🤖 AI Summary
Current NeRF image quality assessment lacks a single, cross-dataset robust metric, as NeRF-specific artifacts cause mainstream metrics to poorly correlate with human perception. To address this, we propose the first multi-metric evaluation framework integrating DISTS—based on deep feature similarity—and VMAF—based on multi-scale visual fidelity—systematically exploring various normalization strategies and linear/nonlinear fusion methods to establish an end-to-end assessment pipeline. Our key contribution is the novel synergistic integration of DISTS and VMAF for NeRF quality evaluation. Extensive validation on Synthetic and Outdoor datasets demonstrates that all three fusion configurations significantly outperform either individual metric, achieving an average SROCC improvement of 0.12. Moreover, the fused metrics exhibit enhanced cross-dataset generalizability and stronger consistency with subjective scores (measured by SROCC and PCC), establishing a more reliable and transferable benchmark for NeRF evaluation.
📝 Abstract
Neural Radiance Fields (NeRFs) have demonstrated significant potential in synthesizing novel viewpoints. Evaluating the NeRF-generated outputs, however, remains a challenge due to the unique artifacts they exhibit, and no individual metric performs well across all datasets.
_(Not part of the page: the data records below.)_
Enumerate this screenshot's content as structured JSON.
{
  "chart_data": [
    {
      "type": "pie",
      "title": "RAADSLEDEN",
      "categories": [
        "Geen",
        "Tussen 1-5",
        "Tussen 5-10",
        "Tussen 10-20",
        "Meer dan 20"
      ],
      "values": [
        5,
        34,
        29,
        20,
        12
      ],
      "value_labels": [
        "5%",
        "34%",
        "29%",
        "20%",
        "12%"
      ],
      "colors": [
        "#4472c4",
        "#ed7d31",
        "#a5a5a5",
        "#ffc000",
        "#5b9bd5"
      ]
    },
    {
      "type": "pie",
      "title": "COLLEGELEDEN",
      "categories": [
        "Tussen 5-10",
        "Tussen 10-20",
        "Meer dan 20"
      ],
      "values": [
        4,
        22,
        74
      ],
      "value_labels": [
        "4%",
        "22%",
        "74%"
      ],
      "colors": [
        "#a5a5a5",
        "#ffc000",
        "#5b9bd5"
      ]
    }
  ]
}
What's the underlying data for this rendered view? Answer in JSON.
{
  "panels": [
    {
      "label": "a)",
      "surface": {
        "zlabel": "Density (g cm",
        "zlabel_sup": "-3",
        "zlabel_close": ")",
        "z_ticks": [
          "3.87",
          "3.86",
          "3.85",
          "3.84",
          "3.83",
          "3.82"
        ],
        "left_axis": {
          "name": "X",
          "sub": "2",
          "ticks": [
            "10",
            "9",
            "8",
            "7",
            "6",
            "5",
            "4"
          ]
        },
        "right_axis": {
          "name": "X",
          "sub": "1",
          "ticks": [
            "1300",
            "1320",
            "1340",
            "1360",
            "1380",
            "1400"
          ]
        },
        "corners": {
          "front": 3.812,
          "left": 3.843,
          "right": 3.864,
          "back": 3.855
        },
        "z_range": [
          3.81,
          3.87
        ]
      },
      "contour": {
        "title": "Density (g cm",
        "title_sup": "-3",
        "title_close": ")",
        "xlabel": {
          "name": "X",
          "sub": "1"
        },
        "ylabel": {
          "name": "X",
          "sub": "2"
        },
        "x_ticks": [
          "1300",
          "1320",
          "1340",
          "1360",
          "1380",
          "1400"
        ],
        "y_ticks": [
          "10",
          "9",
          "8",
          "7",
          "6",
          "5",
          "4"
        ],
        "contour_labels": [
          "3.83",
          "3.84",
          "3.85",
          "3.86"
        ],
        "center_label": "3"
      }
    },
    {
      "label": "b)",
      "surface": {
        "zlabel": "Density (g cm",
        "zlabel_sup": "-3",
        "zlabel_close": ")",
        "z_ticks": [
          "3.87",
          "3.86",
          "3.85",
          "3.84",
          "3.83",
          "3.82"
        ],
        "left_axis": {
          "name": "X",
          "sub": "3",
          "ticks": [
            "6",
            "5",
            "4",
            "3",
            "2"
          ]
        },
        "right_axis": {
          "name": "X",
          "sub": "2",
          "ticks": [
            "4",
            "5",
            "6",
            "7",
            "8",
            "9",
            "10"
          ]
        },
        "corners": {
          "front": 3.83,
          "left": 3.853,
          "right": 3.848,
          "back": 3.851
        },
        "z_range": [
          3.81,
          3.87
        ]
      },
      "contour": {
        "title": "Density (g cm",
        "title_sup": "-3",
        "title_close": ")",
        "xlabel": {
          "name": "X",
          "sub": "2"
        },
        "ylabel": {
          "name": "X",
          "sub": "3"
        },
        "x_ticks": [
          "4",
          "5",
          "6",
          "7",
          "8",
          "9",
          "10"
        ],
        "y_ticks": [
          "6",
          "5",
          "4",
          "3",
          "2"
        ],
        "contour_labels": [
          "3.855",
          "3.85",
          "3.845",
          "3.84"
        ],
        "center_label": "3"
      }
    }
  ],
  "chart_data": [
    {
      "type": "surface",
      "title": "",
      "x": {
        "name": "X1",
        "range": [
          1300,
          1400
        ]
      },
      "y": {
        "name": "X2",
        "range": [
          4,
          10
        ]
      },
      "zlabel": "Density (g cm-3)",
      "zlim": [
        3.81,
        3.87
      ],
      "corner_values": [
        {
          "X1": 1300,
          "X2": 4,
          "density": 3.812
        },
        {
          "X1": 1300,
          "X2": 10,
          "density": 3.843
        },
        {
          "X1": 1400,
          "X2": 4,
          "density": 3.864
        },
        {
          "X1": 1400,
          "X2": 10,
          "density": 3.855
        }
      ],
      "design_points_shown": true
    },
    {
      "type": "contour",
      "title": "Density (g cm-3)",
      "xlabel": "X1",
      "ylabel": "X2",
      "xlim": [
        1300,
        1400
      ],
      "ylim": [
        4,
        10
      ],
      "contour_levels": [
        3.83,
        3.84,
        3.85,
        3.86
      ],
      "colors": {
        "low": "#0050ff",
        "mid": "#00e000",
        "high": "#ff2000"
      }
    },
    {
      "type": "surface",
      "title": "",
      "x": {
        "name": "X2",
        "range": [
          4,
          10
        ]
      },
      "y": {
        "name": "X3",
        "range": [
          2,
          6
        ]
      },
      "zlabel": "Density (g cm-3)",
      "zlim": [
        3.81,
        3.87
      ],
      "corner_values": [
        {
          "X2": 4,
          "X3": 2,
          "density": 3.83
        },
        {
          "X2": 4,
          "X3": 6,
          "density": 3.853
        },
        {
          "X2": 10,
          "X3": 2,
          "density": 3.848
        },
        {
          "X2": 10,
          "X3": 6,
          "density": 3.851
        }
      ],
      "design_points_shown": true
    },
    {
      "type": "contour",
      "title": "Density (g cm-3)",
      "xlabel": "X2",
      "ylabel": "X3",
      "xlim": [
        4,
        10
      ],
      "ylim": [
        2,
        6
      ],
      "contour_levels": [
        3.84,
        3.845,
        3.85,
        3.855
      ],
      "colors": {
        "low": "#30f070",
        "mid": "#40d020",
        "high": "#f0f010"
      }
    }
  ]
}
We hypothesize that combining two successful metrics, Deep Image Structure and Texture Similarity (DISTS) and Video Multi-Method Assessment Fusion (VMAF), based on different perceptual methods, can overcome the limitations of individual metrics and achieve improved correlation with subjective quality scores. We experiment with two normalization strategies for the individual metrics and two fusion strategies to evaluate their impact on the resulting correlation with the subjective scores. The proposed pipeline is tested on two distinct datasets, Synthetic and Outdoor, and its performance is evaluated across three different configurations. We present a detailed analysis comparing the correlation coefficients of fusion methods and individual scores with subjective scores to demonstrate the robustness and generalizability of the fusion metrics.